Andersen had already taken steps to restore its public image, including firing David Duncan, a partner who allegedly had a hand in shredding documents related to Enron's financial collapse. It has also asked former U.S. Sen. John Danforth to review the company's records management policy and to recommend improvements.
As an initial step in its reforms, Berardino said Andersen would no longer provide certain kinds of consulting services to companies whose books they are auditing. Three of the other five major accounting firms have already endorsed such limits, leaving Deloitte & Touche as the only large firm that has not taken a position on the issue.
``Real people got hurt'' in the Enron debacle, Berardino said. ``We understand that.
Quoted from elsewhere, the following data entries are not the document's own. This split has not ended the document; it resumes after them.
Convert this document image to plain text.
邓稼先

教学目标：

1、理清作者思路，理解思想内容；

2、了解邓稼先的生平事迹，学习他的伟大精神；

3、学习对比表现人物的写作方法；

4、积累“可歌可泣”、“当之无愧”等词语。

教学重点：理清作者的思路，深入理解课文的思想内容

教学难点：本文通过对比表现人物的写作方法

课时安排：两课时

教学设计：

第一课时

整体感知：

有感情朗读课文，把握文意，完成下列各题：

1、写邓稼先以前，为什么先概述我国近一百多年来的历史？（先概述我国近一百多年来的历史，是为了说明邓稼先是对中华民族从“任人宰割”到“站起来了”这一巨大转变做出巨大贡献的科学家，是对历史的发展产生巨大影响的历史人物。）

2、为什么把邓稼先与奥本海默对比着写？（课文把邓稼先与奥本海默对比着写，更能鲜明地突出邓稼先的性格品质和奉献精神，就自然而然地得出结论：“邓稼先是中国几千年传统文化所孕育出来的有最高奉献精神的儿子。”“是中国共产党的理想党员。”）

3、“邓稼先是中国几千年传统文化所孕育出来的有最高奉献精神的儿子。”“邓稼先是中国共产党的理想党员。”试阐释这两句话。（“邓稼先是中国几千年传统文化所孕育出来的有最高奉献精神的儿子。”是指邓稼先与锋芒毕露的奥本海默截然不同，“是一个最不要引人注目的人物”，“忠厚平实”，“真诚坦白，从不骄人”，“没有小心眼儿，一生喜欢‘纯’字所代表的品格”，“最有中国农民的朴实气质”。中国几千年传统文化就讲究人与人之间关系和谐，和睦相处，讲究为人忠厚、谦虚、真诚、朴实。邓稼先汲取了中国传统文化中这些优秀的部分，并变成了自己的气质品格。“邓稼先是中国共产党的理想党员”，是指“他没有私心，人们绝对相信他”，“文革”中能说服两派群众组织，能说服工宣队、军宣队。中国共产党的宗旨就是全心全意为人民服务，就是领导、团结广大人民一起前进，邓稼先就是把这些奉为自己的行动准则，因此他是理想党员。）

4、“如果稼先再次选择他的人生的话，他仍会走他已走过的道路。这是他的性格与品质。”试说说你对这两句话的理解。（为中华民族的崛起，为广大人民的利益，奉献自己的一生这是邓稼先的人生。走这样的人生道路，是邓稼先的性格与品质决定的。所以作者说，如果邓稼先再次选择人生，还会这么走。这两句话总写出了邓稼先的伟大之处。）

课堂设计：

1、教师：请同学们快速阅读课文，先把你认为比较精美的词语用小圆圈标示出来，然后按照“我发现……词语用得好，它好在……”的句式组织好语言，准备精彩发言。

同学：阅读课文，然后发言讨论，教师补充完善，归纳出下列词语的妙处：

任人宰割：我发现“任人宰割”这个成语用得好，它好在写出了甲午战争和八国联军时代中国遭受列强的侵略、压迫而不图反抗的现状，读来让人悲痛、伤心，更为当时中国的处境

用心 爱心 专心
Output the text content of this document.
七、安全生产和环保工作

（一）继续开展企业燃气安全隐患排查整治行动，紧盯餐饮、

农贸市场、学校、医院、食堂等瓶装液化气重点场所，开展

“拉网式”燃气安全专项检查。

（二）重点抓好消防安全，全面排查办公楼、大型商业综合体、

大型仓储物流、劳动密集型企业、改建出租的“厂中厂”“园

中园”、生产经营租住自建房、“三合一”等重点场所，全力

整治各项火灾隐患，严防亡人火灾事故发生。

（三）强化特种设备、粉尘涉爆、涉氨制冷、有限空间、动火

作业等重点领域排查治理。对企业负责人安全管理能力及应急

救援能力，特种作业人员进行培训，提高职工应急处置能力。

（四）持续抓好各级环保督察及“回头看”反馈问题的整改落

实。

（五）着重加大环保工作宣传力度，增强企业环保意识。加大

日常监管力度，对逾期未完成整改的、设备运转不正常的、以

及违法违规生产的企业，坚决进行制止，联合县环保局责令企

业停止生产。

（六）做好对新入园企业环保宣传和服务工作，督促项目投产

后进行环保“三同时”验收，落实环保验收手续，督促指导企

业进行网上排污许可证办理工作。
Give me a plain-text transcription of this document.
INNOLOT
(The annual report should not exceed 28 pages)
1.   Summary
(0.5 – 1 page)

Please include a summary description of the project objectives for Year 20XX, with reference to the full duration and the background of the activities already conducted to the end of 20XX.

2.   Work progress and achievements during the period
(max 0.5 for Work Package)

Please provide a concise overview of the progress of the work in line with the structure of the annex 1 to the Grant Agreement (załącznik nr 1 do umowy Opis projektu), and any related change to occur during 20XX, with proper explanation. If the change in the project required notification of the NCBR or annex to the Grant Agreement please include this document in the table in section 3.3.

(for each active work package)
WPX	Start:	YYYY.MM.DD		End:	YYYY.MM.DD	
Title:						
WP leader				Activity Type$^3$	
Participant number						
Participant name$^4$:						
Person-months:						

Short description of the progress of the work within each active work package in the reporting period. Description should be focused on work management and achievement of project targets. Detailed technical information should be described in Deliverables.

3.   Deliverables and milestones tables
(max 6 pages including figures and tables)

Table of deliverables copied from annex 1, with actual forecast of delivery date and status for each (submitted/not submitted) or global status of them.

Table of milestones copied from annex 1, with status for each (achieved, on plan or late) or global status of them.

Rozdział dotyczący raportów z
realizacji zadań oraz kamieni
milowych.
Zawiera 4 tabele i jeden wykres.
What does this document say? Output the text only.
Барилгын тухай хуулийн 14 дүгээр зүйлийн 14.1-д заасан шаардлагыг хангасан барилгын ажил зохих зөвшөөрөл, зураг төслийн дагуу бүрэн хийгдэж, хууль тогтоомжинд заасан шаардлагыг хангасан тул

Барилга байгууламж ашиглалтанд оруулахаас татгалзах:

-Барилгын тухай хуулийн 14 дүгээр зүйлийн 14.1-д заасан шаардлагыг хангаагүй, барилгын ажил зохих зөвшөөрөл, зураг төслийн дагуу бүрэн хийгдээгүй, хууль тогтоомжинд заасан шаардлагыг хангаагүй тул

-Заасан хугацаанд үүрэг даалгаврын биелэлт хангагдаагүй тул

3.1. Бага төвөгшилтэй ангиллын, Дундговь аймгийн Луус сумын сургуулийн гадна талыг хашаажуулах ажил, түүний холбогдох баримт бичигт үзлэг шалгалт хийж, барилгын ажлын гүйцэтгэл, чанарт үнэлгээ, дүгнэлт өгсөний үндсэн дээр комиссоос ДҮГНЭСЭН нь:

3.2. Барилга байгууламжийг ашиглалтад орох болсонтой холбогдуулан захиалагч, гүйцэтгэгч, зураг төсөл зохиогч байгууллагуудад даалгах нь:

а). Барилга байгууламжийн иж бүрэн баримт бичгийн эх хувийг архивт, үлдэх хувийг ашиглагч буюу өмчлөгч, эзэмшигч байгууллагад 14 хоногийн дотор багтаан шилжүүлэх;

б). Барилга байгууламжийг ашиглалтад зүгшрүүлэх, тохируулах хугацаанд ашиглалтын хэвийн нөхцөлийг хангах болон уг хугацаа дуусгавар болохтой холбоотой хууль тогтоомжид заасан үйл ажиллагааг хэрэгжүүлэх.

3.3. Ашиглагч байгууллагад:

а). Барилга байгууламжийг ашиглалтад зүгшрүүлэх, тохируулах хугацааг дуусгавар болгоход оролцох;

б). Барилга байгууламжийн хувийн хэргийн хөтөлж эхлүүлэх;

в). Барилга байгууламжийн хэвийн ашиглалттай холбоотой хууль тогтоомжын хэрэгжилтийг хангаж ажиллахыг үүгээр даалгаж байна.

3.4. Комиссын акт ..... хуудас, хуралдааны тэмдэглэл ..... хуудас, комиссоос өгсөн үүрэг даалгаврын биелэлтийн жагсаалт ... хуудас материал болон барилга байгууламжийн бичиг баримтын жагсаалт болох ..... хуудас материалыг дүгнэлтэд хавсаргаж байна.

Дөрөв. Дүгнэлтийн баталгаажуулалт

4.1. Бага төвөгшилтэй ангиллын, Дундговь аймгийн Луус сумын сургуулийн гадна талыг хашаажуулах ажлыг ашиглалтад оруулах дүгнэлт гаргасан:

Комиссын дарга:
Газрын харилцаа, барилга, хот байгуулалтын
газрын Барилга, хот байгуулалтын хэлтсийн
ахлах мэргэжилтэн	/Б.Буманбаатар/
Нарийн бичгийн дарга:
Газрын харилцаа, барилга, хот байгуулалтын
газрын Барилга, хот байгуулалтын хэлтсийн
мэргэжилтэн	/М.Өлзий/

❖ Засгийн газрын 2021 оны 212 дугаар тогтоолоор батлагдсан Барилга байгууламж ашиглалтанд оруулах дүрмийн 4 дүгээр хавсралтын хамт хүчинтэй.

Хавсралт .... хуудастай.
The question is what can we do better. ... I think you're going to see a fundamental restructuring of the accounting industry in the United States.''
Rep. Jim Greenwood, chairman of the House oversight and investigations subcommittee, reacted skeptically to the hiring of Volcker.
``They need to come forward and say `we blew it' and that 'we're now going to change from within,''' Greenwood, R-Pa., said on CNN's ``Late Edition.'' He said that instead, Andersen had placed the blame on Duncan, the Houston auditor in charge of the Enron account.